The newest wing of the manufacture contains the Métiers d’Arts workshop, a bright, sterile space where not watchmakers but artists do their work in hermetic peace. One woman is hand painting a Reverso case with the historical likeness of a mogul prince. Nearby, another is placing individual precious stones in a bezel. Most of this is custom work, bespoke creations for well-heeled clients willing to pay into six figures for a one-of-a-kind masterpiece.

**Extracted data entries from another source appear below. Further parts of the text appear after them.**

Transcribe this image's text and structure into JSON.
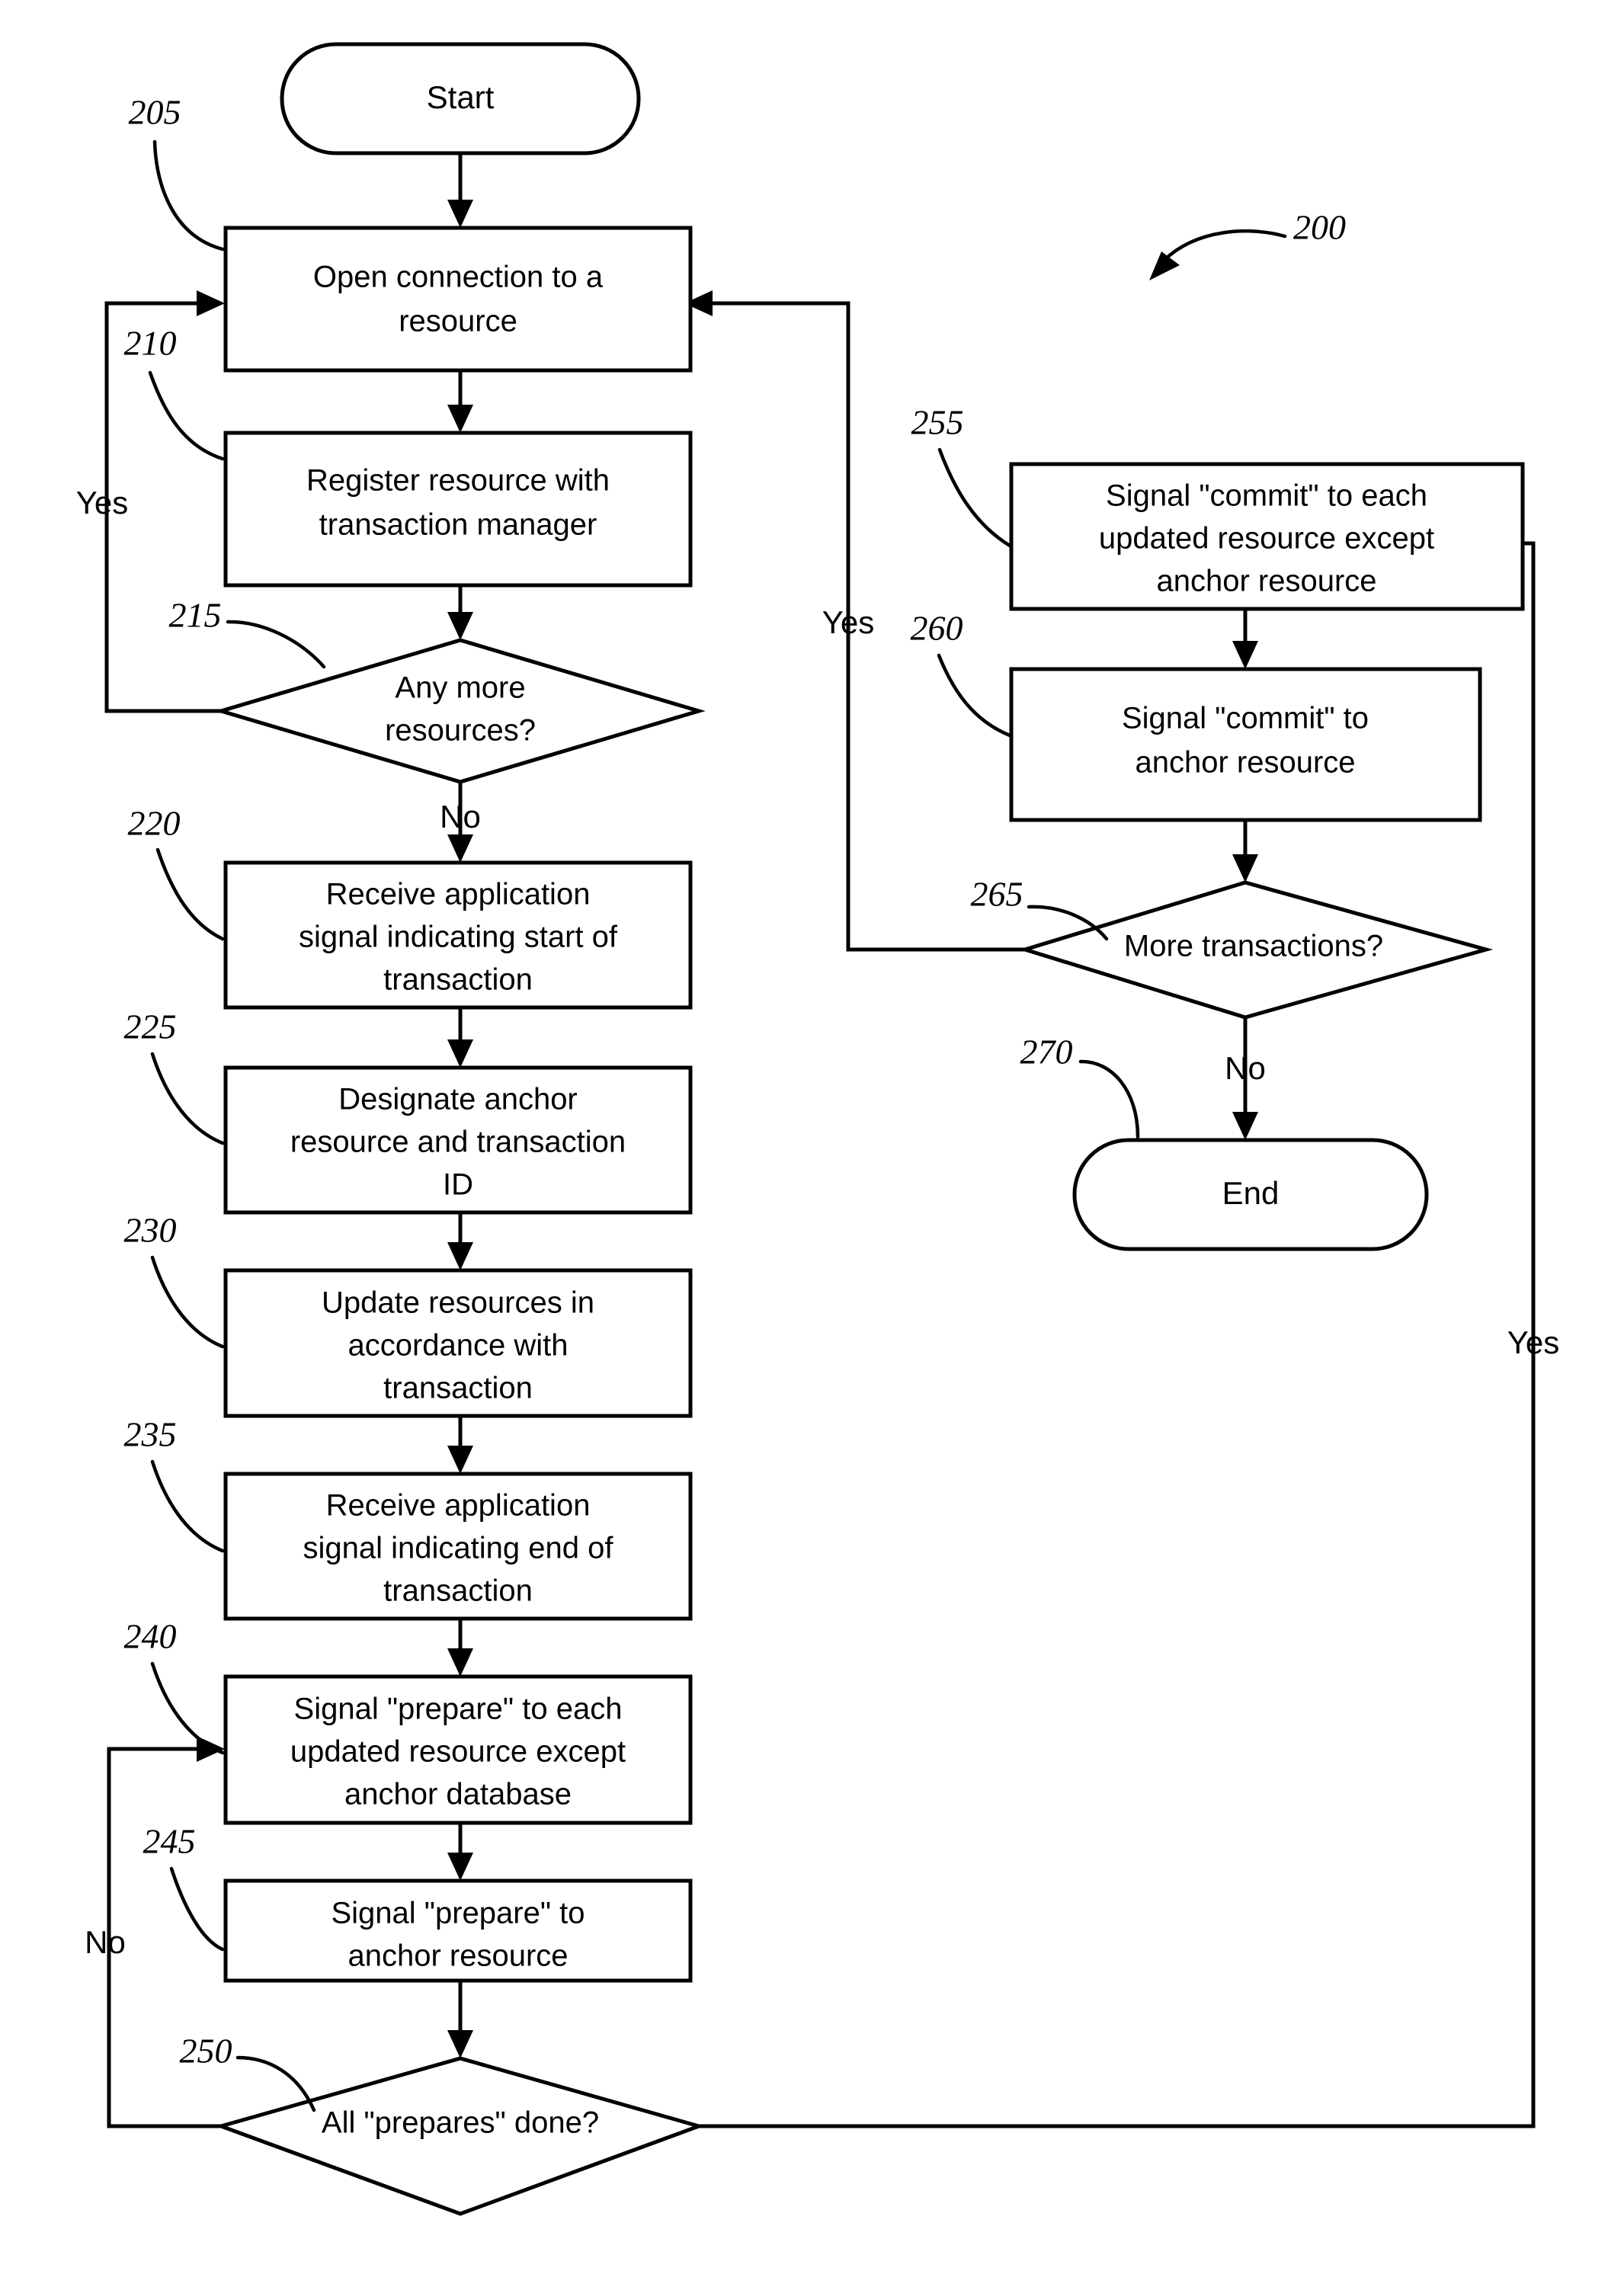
{
  "figure": {
    "number": "200",
    "type": "flowchart"
  },
  "nodes": {
    "start": {
      "ref": "",
      "shape": "terminal",
      "lines": [
        "Start"
      ]
    },
    "n205": {
      "ref": "205",
      "shape": "process",
      "lines": [
        "Open connection to a",
        "resource"
      ]
    },
    "n210": {
      "ref": "210",
      "shape": "process",
      "lines": [
        "Register resource with",
        "transaction manager"
      ]
    },
    "n215": {
      "ref": "215",
      "shape": "decision",
      "lines": [
        "Any more",
        "resources?"
      ]
    },
    "n220": {
      "ref": "220",
      "shape": "process",
      "lines": [
        "Receive application",
        "signal indicating start of",
        "transaction"
      ]
    },
    "n225": {
      "ref": "225",
      "shape": "process",
      "lines": [
        "Designate anchor",
        "resource and transaction",
        "ID"
      ]
    },
    "n230": {
      "ref": "230",
      "shape": "process",
      "lines": [
        "Update resources in",
        "accordance with",
        "transaction"
      ]
    },
    "n235": {
      "ref": "235",
      "shape": "process",
      "lines": [
        "Receive application",
        "signal indicating end of",
        "transaction"
      ]
    },
    "n240": {
      "ref": "240",
      "shape": "process",
      "lines": [
        "Signal \"prepare\" to each",
        "updated resource except",
        "anchor database"
      ]
    },
    "n245": {
      "ref": "245",
      "shape": "process",
      "lines": [
        "Signal \"prepare\" to",
        "anchor resource"
      ]
    },
    "n250": {
      "ref": "250",
      "shape": "decision",
      "lines": [
        "All \"prepares\" done?"
      ]
    },
    "n255": {
      "ref": "255",
      "shape": "process",
      "lines": [
        "Signal \"commit\" to each",
        "updated resource except",
        "anchor resource"
      ]
    },
    "n260": {
      "ref": "260",
      "shape": "process",
      "lines": [
        "Signal \"commit\" to",
        "anchor resource"
      ]
    },
    "n265": {
      "ref": "265",
      "shape": "decision",
      "lines": [
        "More transactions?"
      ]
    },
    "n270": {
      "ref": "270",
      "shape": "terminal",
      "lines": [
        "End"
      ]
    }
  },
  "edge_labels": {
    "yes_215_loop": "Yes",
    "no_215_down": "No",
    "no_250_loop": "No",
    "yes_250_right": "Yes",
    "yes_265_loop": "Yes",
    "no_265_end": "No"
  }
}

One large, bright room at the manufacture is dedicated to a legendary Jaeger-LeCoultre that is not a watch. This is where the Atmos clocks are built and serviced. Wooden cabinets span the width of the workshop, each holding dozens of clocks of all eras and styles, from Art Deco to the Jet Age to a leather-wrapped Hermès edition. The Atmos was invented in the 1920s by a Swiss engineer; JLC bought the patents a few years later and has been building them ever since. Whereas a conventional clock derives its power from a wound spring that needs to be tensioned regularly, the Atmos is powered by atmospheric pressure. An aneroid capsule in the clock’s movement is sensitive to changes in air temperature and pressure fluctuations, expanding and contracting enough to power the movement. A temperature change of as little as 1 degree Centigrade provides enough energy to power the clock for two days, and the whisper-thin balance spring vibrates so slowly that it requires no lubrication but is remarkably accurate. The Atmos is as close as man has ever come to creating a perpetual motion device, and it’s become a symbol of Swiss ingenuity, often a traditional gift to heads of state and dignitaries, including the President of the United States.

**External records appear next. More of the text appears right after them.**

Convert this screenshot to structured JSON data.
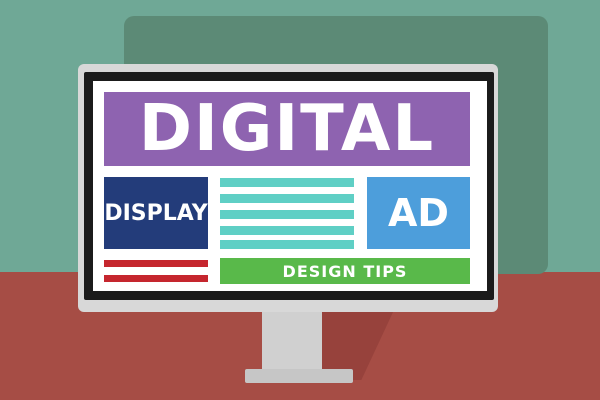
{
  "colors": {
    "wall": "#6fa896",
    "floor": "#a64d45",
    "purple": "#8e63b0",
    "navy": "#233c7a",
    "blue": "#4d9edb",
    "teal": "#5fcfc5",
    "red": "#c5262e",
    "green": "#59b94a"
  },
  "banner": {
    "title": "DIGITAL",
    "left_box": "DISPLAY",
    "right_box": "AD",
    "bottom_bar": "DESIGN TIPS"
  }
}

Amid all this innovation, there’s also still room for the craft of old. While much of the manufacturing of modern watch movement components is done by CNC machines, the tooling area of the JLC manufacture has a locked room with shelves upon shelves of unique tools that can be used to recreate parts for movements dating back to the 1950s. So should your great-grandfather’s Memovox need a new balance bridge, it can be reproduced here. And if a tool isn’t available, Jaeger-LeCoultre can make a new one. So not only has JLC made 1,200 of their own movements, but they’ve also made the tooling to build them all, in a tradition that dates back to Antoine LeCoultre’s farmhouse tinkering almost two centuries ago. While watchmaking techniques and technology have changed, and the Vallée de Joux isn’t quite as isolated in the winter as it was in 1833, Jaeger-LeCoultre remains what it has always been — the watchmaker’s watchmaker.
A FITTING FLAGSHIP
The new Geophysic True Second, a time-and-date watch with a minimalist steel case and spare dial, is a fitting emblem of the spirit of Jaeger-LeCoultre. It is a deceivingly simple timepiece, but inside ticks — yes, ticks — the new calibre 770, a mechanical movement that drives the seconds hand in distinct one-second increments. This function, while it appears ordinary, is incredibly difficult to produce. To the uninitiated, it would seem to be a battery-powered quartz watch. Yet inside is a 275-piece mechanical marvel with JLC’s new GyroLab balance wheel at its heart. The GyroLab is a radical new invention that reduces air resistance as the wheel oscillates, providing more consistent amplitude and better efficiency.
The Geophysic is a watch that Antoine LeCoultre might have built himself. Humble, sturdy, yet incredibly complex not for the mere sake of it, but to improve accuracy through invention, it is a fitting flagship.